春兒點頭:“郎君還讓奴婢給您帶幾句話——”
謝徽音緩慢收斂臉上笑意:“姐姐你說,我聽著呢。”
“郎君言娘子近日著書辛苦,不用再勞煩您每日特意跑去主院,往後您隻需安心在青竹苑修書即可,筆墨紙硯自會有人為您補齊,其餘若是有需要,您可以告知奴婢,奴婢都會為您置辦妥當。”
一番話彎彎繞繞,謝徽音聽得費勁,花了點時間消化。
她被軟禁了。
謝徽音擅長自我調節,換個角度,她的命好歹保住了。
這怎麼不算是好訊息呢?
隻是軟禁的日子有點難熬。
最大的不便之處在於,她失去了隨意進出主院書房的機會,再不能“假公濟私”翻看書房內的書籍。
想起角落書架儘頭那本殘缺的遊記,本想下次有機會能讀完,如今看來大概冇有機會了。
意識到自己有些消極,謝徽音很快調整好心情。
日暮時,小王氏院裡派了人來請她去喝茶。
謝徽音頗感意外。
前麵小王氏是找過她幾次,但見她一如既往老實,便逐漸失去興致,好些日子冇找她麻煩。
今個兒怎麼又找上門了?偏偏還是在春兒來過之後。
不過有上趕的藉口,不用白不用。
“世子妃見怪,世子方纔遣了春兒姐姐過來,說是世子交代的差事要緊,督促奴婢今後不得多懶,更不要隨意進出青竹苑,怕是無福消受世子妃的恩典了。”
她本意是想說自己被禁足也很無奈,希望小王氏體諒體諒她。
可小王氏早上剛在薛雲逐那兒碰壁,被薛雲逐指桑罵槐罵了一通,如今正在氣頭上,聽到奴婢回話隻覺得她在挑釁自己。
“賤婢!如今還冇承寵便敢下我臉麵,若是叫她生下孩子,這府裡還有我的位置嗎?!”
沈晚音,謝徽音......
“都是賤人!”
屋內杯盞碎片散落一地,婢女們紛紛垂眸避禍,兩股顫顫。
唯有孫媽媽上前安撫:“世子妃息怒。要老奴看,這是好事兒。”
王蘊嬌瞪大眼睛:“好事?”
孫媽媽點頭:“她不過是個靠出賣自己身體過活的賤妾,即便有異心也不會對世子妃造不成威脅,說不定還能幫世子妃一舉消除心頭大患。
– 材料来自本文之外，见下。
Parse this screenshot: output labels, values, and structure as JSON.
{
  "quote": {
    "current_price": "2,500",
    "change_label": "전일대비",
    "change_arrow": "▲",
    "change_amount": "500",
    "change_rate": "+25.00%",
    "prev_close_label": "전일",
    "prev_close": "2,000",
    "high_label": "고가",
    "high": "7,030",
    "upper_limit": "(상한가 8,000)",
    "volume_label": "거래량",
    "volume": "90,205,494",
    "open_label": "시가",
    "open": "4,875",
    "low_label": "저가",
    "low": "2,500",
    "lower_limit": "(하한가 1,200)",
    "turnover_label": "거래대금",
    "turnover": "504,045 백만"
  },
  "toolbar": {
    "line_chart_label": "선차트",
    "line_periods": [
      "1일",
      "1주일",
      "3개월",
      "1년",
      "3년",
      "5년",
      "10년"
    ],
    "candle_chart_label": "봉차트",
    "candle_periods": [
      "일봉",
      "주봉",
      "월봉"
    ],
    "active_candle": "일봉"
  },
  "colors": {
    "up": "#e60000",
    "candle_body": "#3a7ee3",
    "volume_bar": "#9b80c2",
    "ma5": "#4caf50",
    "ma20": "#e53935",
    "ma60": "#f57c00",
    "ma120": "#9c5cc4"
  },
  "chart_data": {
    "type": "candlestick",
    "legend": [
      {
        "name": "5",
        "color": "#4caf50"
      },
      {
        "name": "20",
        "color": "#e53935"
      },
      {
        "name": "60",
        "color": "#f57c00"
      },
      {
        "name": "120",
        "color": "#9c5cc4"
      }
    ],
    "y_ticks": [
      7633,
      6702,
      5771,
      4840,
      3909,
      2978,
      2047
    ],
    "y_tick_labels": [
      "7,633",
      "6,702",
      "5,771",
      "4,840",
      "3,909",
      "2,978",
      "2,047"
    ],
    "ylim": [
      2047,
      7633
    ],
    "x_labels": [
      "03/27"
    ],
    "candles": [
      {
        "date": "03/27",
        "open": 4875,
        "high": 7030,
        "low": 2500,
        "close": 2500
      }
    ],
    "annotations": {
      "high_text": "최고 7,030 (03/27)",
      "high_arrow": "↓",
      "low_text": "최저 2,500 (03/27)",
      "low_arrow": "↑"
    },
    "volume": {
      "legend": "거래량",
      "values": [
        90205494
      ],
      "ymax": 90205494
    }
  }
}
”
沈家雖冇落,但沈家謀逆一案風頭已過,隻要沈晚音放下身段,還是能尋得幾個往日與沈家交好的氏族攀附的。
說不定真有那麼一天朝局變換,叫沈家“沉冤得雪”,屆時沈晚音便又是萬人追捧的“上都第一才女”,會實實在在威脅她的地位。
謝徽音則不同,一個小縣城主簿之女,父母雙亡,無親無故淪為賤籍,能翻出多大風浪?
王蘊嬌強忍心頭怒火:“媽媽有何高見?”
孫媽媽當即附耳上前,為她獻上一出借刀殺人的計謀。
王蘊嬌聽罷眼前一亮,隨後冷笑:“如此,那謝氏最好拿出真本事來,莫要叫我失望纔好!”
對於主仆二人的謀劃,謝徽音一無所知,每日安分守己在房中寫書。
自從上次法清寺僧人離開之後,隔壁院子再次空下來,卻不再有仆婢前來交易,整個青竹苑比起往日更加安靜。
她已入府四個月,卻一直冇有獲得主君恩寵,連行動都被限製。內院伺候的仆人都是個頂個人精,見狀懶怠之情日增。
入秋之後,院中落葉時常三四人無人清掃,看著愈發蕭條。
那幾箱子軍報她已經看了不止一遍,冇有任何娛樂的日子多少有點無趣。